Esse veículo, alugado pela Polícia Civil para servir de viatura, também é usado pela escrivã para fazer entrega de rações e casinhas de cachorro aos clientes de um pet shop na Avenida Salgado Filho, também no Uberaba. Antes, ela distribui em algumas casas as marmitas com refeições recolhidas no refeitório da Polícia Civil. O caso de Marlene está longe de ser uma exceção.
Os carros oficiais em desvio de função chegam à metade da frota, considerando também aqueles destinados a outros órgãos públicos que nada tem a ver com o trabalho policial.

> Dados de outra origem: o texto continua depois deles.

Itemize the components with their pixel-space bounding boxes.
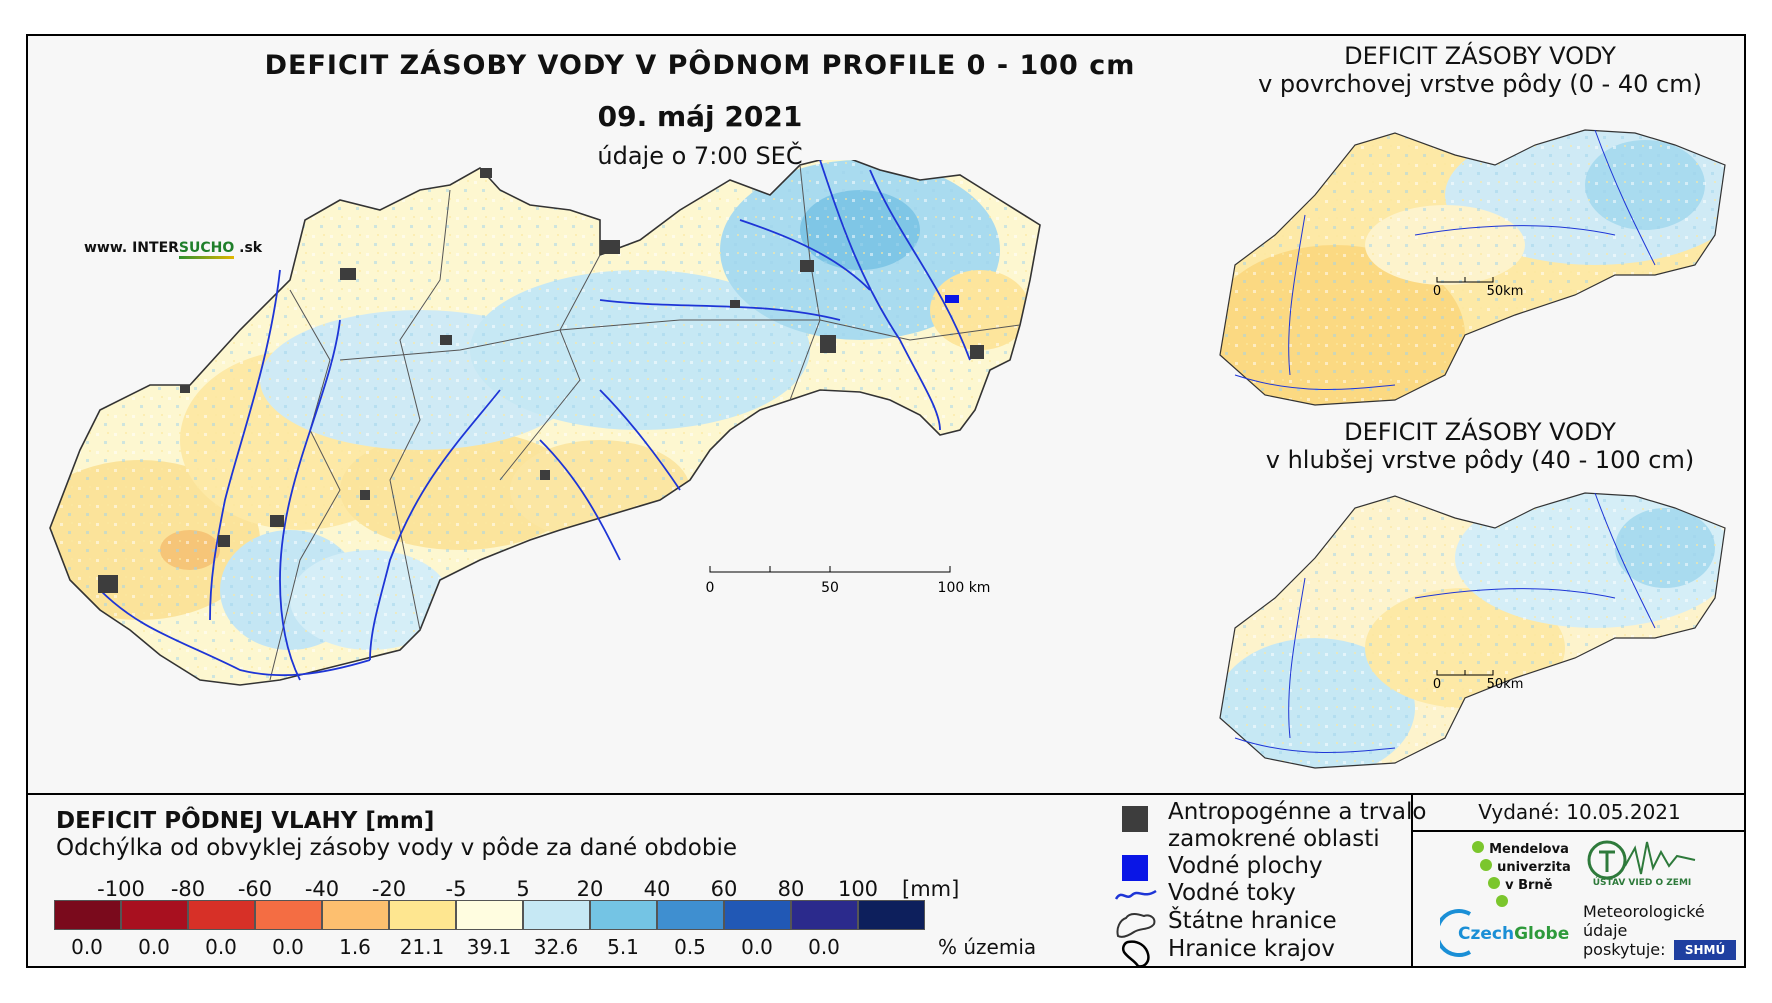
legend-subtitle: Odchýlka od obvyklej zásoby vody v pôde … bbox=[56, 835, 737, 861]
legend-threshold: 80 bbox=[777, 877, 805, 901]
inset-bottom-title: DEFICIT ZÁSOBY VODY v hlubšej vrstve pôd… bbox=[1215, 418, 1745, 474]
inset-top-title-line2: v povrchovej vrstve pôdy (0 - 40 cm) bbox=[1258, 70, 1702, 98]
legend-percent: 0.0 bbox=[138, 935, 170, 959]
legend-swatch bbox=[188, 900, 255, 930]
water-streams-icon bbox=[1114, 889, 1157, 900]
legend-swatch bbox=[121, 900, 188, 930]
mendel-line2: univerzita bbox=[1497, 860, 1571, 875]
legend-swatch bbox=[791, 900, 858, 930]
legend-percent: 0.5 bbox=[674, 935, 706, 959]
issued-date: Vydané: 10.05.2021 bbox=[1478, 800, 1681, 824]
inset-top-title-line1: DEFICIT ZÁSOBY VODY bbox=[1344, 42, 1616, 70]
website-suffix: .sk bbox=[234, 240, 263, 256]
inset-bottom-scale-50: 50km bbox=[1487, 677, 1524, 692]
region-border-icon bbox=[1121, 940, 1150, 968]
legend-threshold: 20 bbox=[576, 877, 604, 901]
institute-name: ÚSTAV VIED O ZEMI bbox=[1592, 878, 1692, 888]
legend-swatch bbox=[456, 900, 523, 930]
legend-percent: 32.6 bbox=[533, 935, 579, 959]
legend-threshold: 60 bbox=[710, 877, 738, 901]
legend-swatch bbox=[54, 900, 121, 930]
institute-logo[interactable]: ÚSTAV VIED O ZEMI bbox=[1585, 838, 1697, 894]
legend-swatch bbox=[657, 900, 724, 930]
legend-swatch bbox=[523, 900, 590, 930]
legend-unit: [mm] bbox=[902, 877, 960, 901]
region-border-label: Hranice krajov bbox=[1168, 936, 1335, 962]
water-body-icon bbox=[945, 295, 959, 303]
inset-top-scale-50: 50km bbox=[1487, 284, 1524, 299]
water-streams-label: Vodné toky bbox=[1168, 880, 1296, 906]
seismograph-icon bbox=[1587, 840, 1696, 880]
map-title: DEFICIT ZÁSOBY VODY V PÔDNOM PROFILE 0 -… bbox=[264, 50, 1136, 81]
legend-threshold: 40 bbox=[643, 877, 671, 901]
inset-bottom-title-line2: v hlubšej vrstve pôdy (40 - 100 cm) bbox=[1265, 446, 1695, 474]
meteo-line1: Meteorologické bbox=[1583, 902, 1705, 921]
legend-swatch bbox=[322, 900, 389, 930]
legend-threshold: -5 bbox=[445, 877, 467, 901]
mendel-line1: Mendelova bbox=[1489, 842, 1569, 857]
meteo-credit: Meteorologické údaje poskytuje: bbox=[1583, 902, 1705, 959]
legend-swatch bbox=[255, 900, 322, 930]
czechglobe-text-b: Globe bbox=[1514, 924, 1570, 944]
meteo-line3: poskytuje: bbox=[1583, 940, 1666, 959]
mendel-logo[interactable]: Mendelova univerzita v Brně bbox=[1472, 840, 1571, 910]
legend-percent-label: % územia bbox=[938, 935, 1037, 959]
legend-threshold: -80 bbox=[170, 877, 206, 901]
logos-divider bbox=[1411, 793, 1413, 968]
legend-title: DEFICIT PÔDNEJ VLAHY [mm] bbox=[56, 808, 435, 834]
legend-threshold: -20 bbox=[371, 877, 407, 901]
scale-label-50: 50 bbox=[821, 580, 839, 596]
legend-swatch bbox=[724, 900, 791, 930]
shmu-logo[interactable]: SHMÚ bbox=[1674, 940, 1736, 960]
map-time-note: údaje o 7:00 SEČ bbox=[597, 142, 803, 170]
legend-swatch bbox=[389, 900, 456, 930]
czechglobe-text-a: Czech bbox=[1458, 924, 1515, 944]
legend-percent: 39.1 bbox=[466, 935, 512, 959]
anthropogenic-swatch bbox=[1122, 806, 1148, 832]
meteo-line2: údaje bbox=[1583, 921, 1628, 940]
inset-bottom-title-line1: DEFICIT ZÁSOBY VODY bbox=[1344, 418, 1616, 446]
legend-threshold: -100 bbox=[97, 877, 145, 901]
legend-percent: 0.0 bbox=[272, 935, 304, 959]
water-bodies-label: Vodné plochy bbox=[1168, 853, 1323, 879]
map-date: 09. máj 2021 bbox=[597, 100, 803, 133]
mendel-line3: v Brně bbox=[1505, 878, 1553, 893]
legend-swatch bbox=[858, 900, 925, 930]
anthropogenic-label-2: zamokrené oblasti bbox=[1168, 826, 1380, 852]
inset-top-map: 0 50km bbox=[1219, 129, 1726, 406]
main-map: 0 50 100 km bbox=[49, 160, 1041, 686]
website-prefix: www. INTER bbox=[84, 240, 179, 256]
water-bodies-swatch bbox=[1122, 855, 1148, 881]
scale-label-100: 100 km bbox=[938, 580, 991, 596]
legend-percent: 21.1 bbox=[399, 935, 445, 959]
legend-percent: 0.0 bbox=[741, 935, 773, 959]
inset-top-scale-0: 0 bbox=[1433, 284, 1441, 299]
legend-threshold: 100 bbox=[837, 877, 879, 901]
website-highlight: SUCHO bbox=[178, 240, 235, 259]
website-label[interactable]: www. INTERSUCHO .sk bbox=[84, 240, 263, 259]
czechglobe-icon bbox=[1440, 909, 1472, 957]
czechglobe-logo[interactable]: CzechGlobe bbox=[1440, 908, 1570, 958]
legend-percent: 0.0 bbox=[71, 935, 103, 959]
legend-percent: 0.0 bbox=[205, 935, 237, 959]
issued-divider bbox=[1413, 830, 1746, 832]
inset-bottom-map: 0 50km bbox=[1219, 492, 1726, 769]
legend-threshold: -60 bbox=[237, 877, 273, 901]
inset-top-title: DEFICIT ZÁSOBY VODY v povrchovej vrstve … bbox=[1215, 42, 1745, 98]
legend-percent: 5.1 bbox=[607, 935, 639, 959]
legend-swatch bbox=[590, 900, 657, 930]
state-border-label: Štátne hranice bbox=[1168, 908, 1337, 934]
legend-percent: 1.6 bbox=[339, 935, 371, 959]
inset-bottom-scale-0: 0 bbox=[1433, 677, 1441, 692]
legend-percent: 0.0 bbox=[808, 935, 840, 959]
legend-threshold: 5 bbox=[516, 877, 530, 901]
legend-threshold: -40 bbox=[304, 877, 340, 901]
anthropogenic-label-1: Antropogénne a trvalo bbox=[1168, 799, 1427, 825]
scale-label-0: 0 bbox=[706, 580, 715, 596]
legend-divider bbox=[26, 793, 1746, 795]
state-border-icon bbox=[1116, 913, 1156, 938]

Assim, resta metade para o verdadeiro fim a que se destina. Isso explica porque a resolução de crimes anda mal: porque a investigação anda em viaturas sucateadas. A cada renovação da frota da polícia, os carros novos são distribuídos entre os delegados alinhados com o comando geral. As viaturas por eles dispensadas vão para os servidores de segundo escalão e as desses chegam enfim aos investigadores, já com cinco ou seis anos de uso.
Salvo raras exceções, os 384 delegados do estado têm uma viatura para uso particular. Escrivães e investigadores também desfrutam dessa regalia, sempre com combustível e manutenção por conta do Estado. Em Curitiba, viaturas que deveriam estar no trabalho de investigação passam o dia inteiro estacionadas em locais proibido nas ruas próximas ao Departamento da Polícia Civil. Elas fazem falta em dois setores cruciais para o cidadão: o Instituto de Identificação e a Delegacia de Homicídios de Curitiba.
O Instituto de Identificação é um caso particular. Setor mais rentável da Polícia Civil, arrecadou no ano passado R$ 6 milhões com emissão de carteiras de identidade, certidões e atestados. Contudo, seus 22 postos no interior não dispõem de viatura para os papiloscopistas, função que não se restringe à confecção de identidade. Todo local de crime contra a vida ou ao patrimônio pode conter impressões digitais. Para coletar o material que poderá identificar o autor do crime, os papiloscopistas têm de pegar carona. As 16 viaturas do órgão estão lotadas em Curitiba. Uma delas, a Ecosport BCQ-2769, fica à disposição do diretor, para uso pessoal.
A falta de viaturas afeta ainda a Delegacia de Homicídios, responsável por investigar os crimes contra a vida ocorridos em Curitiba, São seis delegados e cinco equipes de investigadores para 60 novos inquéritos por mês. Como se dividem por turnos e não por região, muitas vezes são obrigados a investigar casos em cantos opostos da cidade, desperdiçando tempo e informações que podem ser fundamentais na elucidação dos crimes. Mas não é só isso. A Homicídios dispõe de 21 viaturas, mas as melhores estão com a chefia e passam o dia paradas à disposição dos delegados e outros funcionários. Sobram as mais velhas para as investigações.